Masking Policy. Students are not required to wear a mask while on campus; however, a student may choose to wear a mask at any time.
Quarantine/Isolation/Separation. At any time, the university may request or require a resident to leave a residence hall when that resident’s continued presence in the housing community poses a health or safety risk for community members. Residential students are required to comply with requests from the Office of Student Affairs to leave their assigned space due to COVID-19 or other public health emergencies, and failure to do so may subject a student to emergency removal from their assigned space. Not all residential rooms or halls are appropriate for self-quarantine or self-isolation, for example, and in those situations where a student is recommended to self-quarantine or self-isolate, students may not be permitted to continue residing in their residential space and will be provided alternative housing arrangements as needed. Removal from a residence hall to isolate or quarantine does not constitute a termination of a residential student’s housing contract.

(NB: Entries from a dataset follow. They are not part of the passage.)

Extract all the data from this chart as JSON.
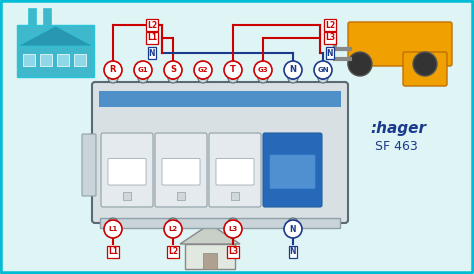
{
  "bg_color": "#dff4f4",
  "border_color": "#00bcd4",
  "red": "#cc0000",
  "blue": "#1a3a8c",
  "white": "#ffffff",
  "dark_gray": "#5a6a72",
  "mid_gray": "#8fa0a8",
  "light_gray": "#c8d4d8",
  "breaker_gray": "#b8c8d0",
  "breaker_face": "#d8e0e4",
  "hager_text": ":hager",
  "model_text": "SF 463",
  "hager_color": "#1a3a8c",
  "model_color": "#1a3a8c",
  "top_labels": [
    "R",
    "G1",
    "S",
    "G2",
    "T",
    "G3",
    "N",
    "GN"
  ],
  "top_colors": [
    "red",
    "red",
    "red",
    "red",
    "red",
    "red",
    "blue",
    "blue"
  ],
  "bot_labels": [
    "L1",
    "L2",
    "L3",
    "N"
  ],
  "bot_colors": [
    "red",
    "red",
    "red",
    "blue"
  ],
  "left_labels": [
    "L2",
    "L1",
    "N"
  ],
  "left_colors": [
    "red",
    "red",
    "blue"
  ],
  "right_labels": [
    "L2",
    "L3",
    "N"
  ],
  "right_colors": [
    "red",
    "red",
    "blue"
  ]
}
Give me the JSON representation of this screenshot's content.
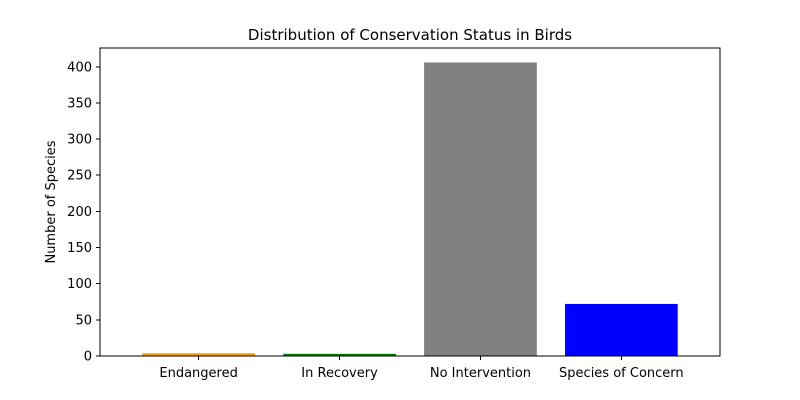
{
  "chart_data": {
    "type": "bar",
    "title": "Distribution of Conservation Status in Birds",
    "xlabel": "",
    "ylabel": "Number of Species",
    "categories": [
      "Endangered",
      "In Recovery",
      "No Intervention",
      "Species of Concern"
    ],
    "values": [
      4,
      3,
      406,
      72
    ],
    "colors": [
      "#ffa500",
      "#008000",
      "#808080",
      "#0000ff"
    ],
    "yticks": [
      0,
      50,
      100,
      150,
      200,
      250,
      300,
      350,
      400
    ],
    "ylim": [
      0,
      426
    ],
    "grid": false,
    "legend": "none"
  }
}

De-Densifying Efforts. Residential students are required to comply with any de-densifying efforts needed on campus due to COVID-19 or other public health emergencies.
Dining Services. Dining service, including where and how it will be offered to residential students, is subject to the discretion of the university and is subject to modification to address public health concerns. Due to health and safety guidance, the university may limit the occupancy of dining halls, limit the amount of time students may reside within dining halls, or make other operational adjustments needed to address health and safety concerns.
Cleaning. The university will continue to implement and modify its cleaning protocols to address COVID-19 or other public health emergencies in the interest of minimizing the spread of disease. The Office of Student Affairs will educate and inform residential students on appropriate cleaning protocols within their assigned spaces to reduce the spread of COVID-19 within residence halls.
Termination. Upon reasonable notice, the university reserves the right to terminate housing contracts due to public health emergency needs, including COVID-19.
Guest Policy and Room Access. The guest policy is subject to change dependent on COVID-19 status on campus and in Winona County.
Signage. All students are expected to comply with all directional signage relating to COVID-19 posted on campus.